OKURYAZAR OLMAYAN, NİTELİKLİ OKURYAZAR OLMAYAN OYUNU BİLE KULLANAMIYOR





Olayların, hareketin yönü niteliğine bağlı bulunuyor.  Günümüzde maalesef kaç çağı iç içe yaşıyoruz. Afganistan’da birkaç eyaletin dışında Taliban kız öğrencilerin ikinci seviye eğitim almalarını yasaklamış, kız liseleri ve ortaokulları kapatmış bulunuyor.





Aydınlanmaya ve Fransız İhtilaline rağmen 1917 Ekim Bolşevik Devrimi’ne kadar neredeyse kadının ikinci kademe ve üstü okullaşması çok sınırlı kalmıştı. Sadece kadın da değil erkeklerin de büyük kısmı da,  örneğin I. ve II. meşrutiyet döneminde hâlâ mülksüzler, ayandan eşraftan olmayanlar oy kullanamıyordu.





2023 seçim dönemi yaklaşıyor. Bazı insanlarımız, örneğin Şanlıurfa’da hâlâ bazı yaşlı erkek ve kadınlarımız kendi iradesiyle, kendi elleriyle kendi oyunu kullanmakta, böyle bir imkana erişmekte bile zorlanıyor.

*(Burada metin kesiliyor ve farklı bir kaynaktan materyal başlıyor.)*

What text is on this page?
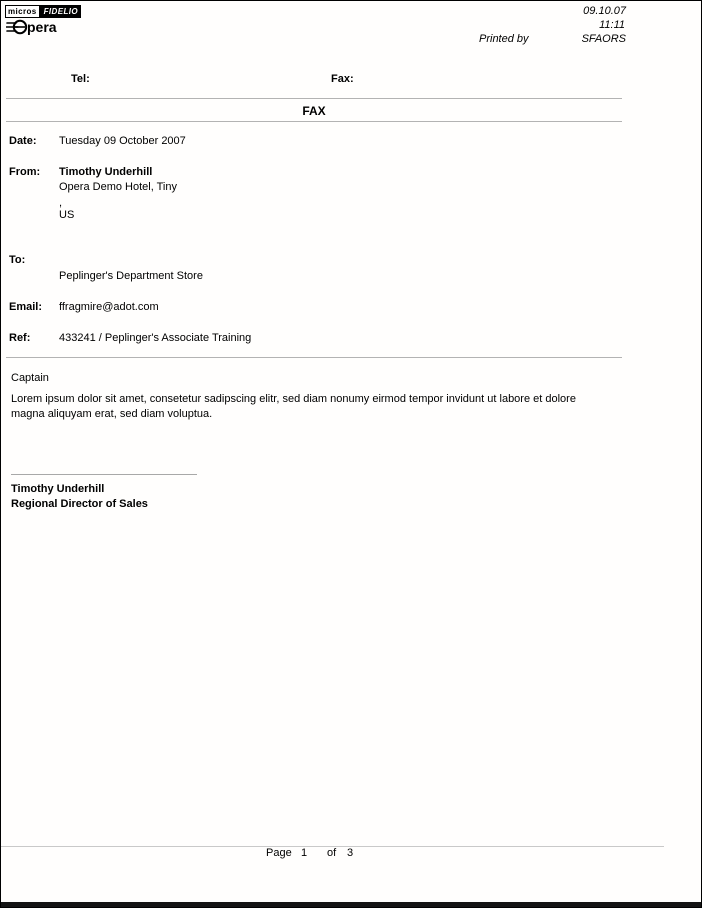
micros FIDELIO
pera
09.10.07
11:11
Printed by	SFAORS
Tel:	Fax:
FAX
Date: Tuesday 09 October 2007
From: Timothy Underhill
Opera Demo Hotel, Tiny
,
US
To:
Peplinger's Department Store
Email: ffragmire@adot.com
Ref:	433241 / Peplinger's Associate Training
Captain
Lorem ipsum dolor sit amet, consetetur sadipscing elitr, sed diam nonumy eirmod tempor invidunt ut labore et dolore magna aliquyam erat, sed diam voluptua.
Timothy Underhill
Regional Director of Sales
Page 1 of 3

ÖZGÜRLÜKÇÜ OLMAYAN KİŞİ OLAMIYOR





Özgürlük mü kulluk mu? Teokratik okullar, dinci okullar ancak kulluğu savunuyor. Saf bir örnek Bostanzâde Yahya’nın 1600’lerin başında yazdığı “Duru Tarih”ten. “Rivayet olunur ki Hattab oğlu Ömer, bir gün peygambere sordu: “Yüce Tanrı, onlar da birer insan oldukları halde niçin toplumların üzerine birer sultan koymuştur ve bunları, devlet mutluluğuna erişilmez üstünlüğe ulaştırmıştır; üstelik halkı da kendilerine kul etmiştir? Çoğuna, çevre beyler de baş eğmişlerdir; her birinin heybeti kuvveti göklere varmıştır?” / Tanrı elçisi bu soruya karşılık, “Sultanlar, yeryüzünde Allah’ın gölgesi sayılırlar,” buyurmuştur. Hakikatte, ulu Tanrı’nın temiz varlığı, beden özelliklerinden arınmış, insanı niteliklerden kutsallıkla ayrılmıştır. (…) Nasıl ki, güneşin yakıcılığından gölgeye sığınılırsa, sultan da gölge gibidir. Halk kötülerin, zalimlerin elinden ona sığınır. İşte bundan ötürü de halktan üstündür. Yüce Tanrı’nın halifesi demek, toplumun başı ve seçkini olmaktır. Bedenin canlılığını sağlayan ruh neyse, toplum için de sultan odur. (…) Bütün halkı barındıran güvenlik çadırının orta direği durumundaki padişaha, herkesin, özellikle bilim ve kültür erbabının gönülden dua etmeleri farzdır. Yaratıcıya saygı ve hizmet yönünden, bireylerin, alınlarını tapınma eşiğine koyarak olgunlukları derecesinde kulluklarını açıklamaları şarttır.”  (Günümüz Türkçesine uyarlama Necdet Sakaoğlu).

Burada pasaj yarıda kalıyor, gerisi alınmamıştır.